People watching the dysfunction in Washington, D.C., in recent months might find it comical that any nation, even one like Argentina, would elect a leader who wants to “dollarize” its economy—until one realizes that the South American country is plagued by 140% inflation. It might be a viable idea, if only Argentina had a sufficient supply of dollars to do it.

One trait that makes America so resilient is that its economy is remarkably flexible. The evolution of the independent financial advisory business, a profession that didn’t exist 50 years ago, is only one example of that.

In this month’s cover story, Digital Privacy & Protection CEO Mark Hurley lists 10 traits that advisors are going to need to be successful in the future. The article is excerpted from his new white paper, “Welcome To The Jungle.”

Back in 1999, Hurley authored another white paper predicting that this profession would see the emergence of huge national RIA firms overseeing $100 billion in assets or more. He was right about that, though the profession today remains highly fragmented, and new advisory firms are launched every week.

His new report addresses how the successful advisors of the next decade are going to embrace organizational structures that may sound alien to the first generation of entrepreneurs who built this business. The guess here is that more than a few  younger advisors aren’t going to like these changes either. And, as Philip Palaveev and Stacey McKinnon suggested in last month’s issue, some of those advisors are likely to strike out and start their own firms. This cycle of creative destruction, a term coined by the Austrian economist Joseph Schumpeter, remains alive and well in the U.S. economy, for all its flaws.

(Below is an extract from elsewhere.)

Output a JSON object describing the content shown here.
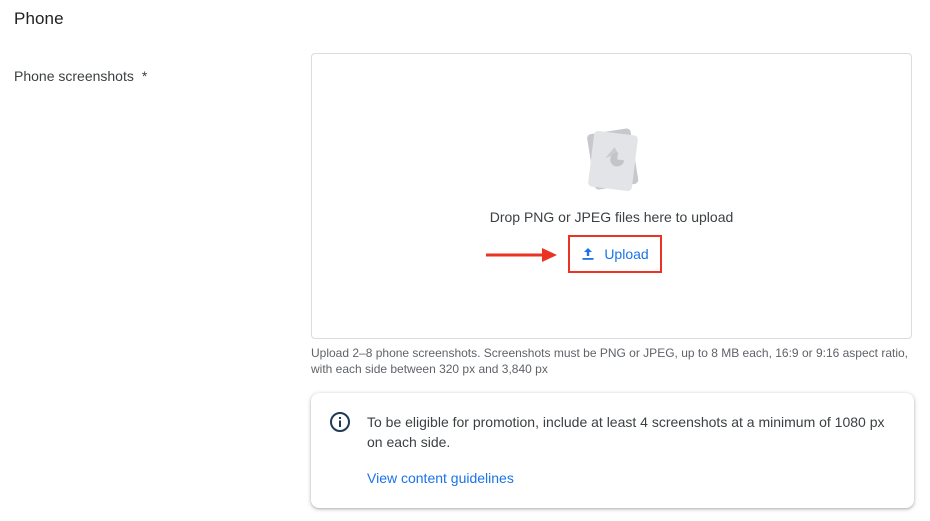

Hurley’s article is one of several thought-provoking pieces in this final issue of 2023. Among the many others I’d urge you to read are Ross Levin’s piece on breaking binary patterns of problem-solving. Hannah Shaw Grove and James Blase, meanwhile, offer two different takes on charitable giving, and Jennifer Lea Reed discusses the ways retirees are going to want to use the 4% rule for withdrawal rates, which has withstood the occasional knock on its validity.

Have a great holiday. See you in 2024.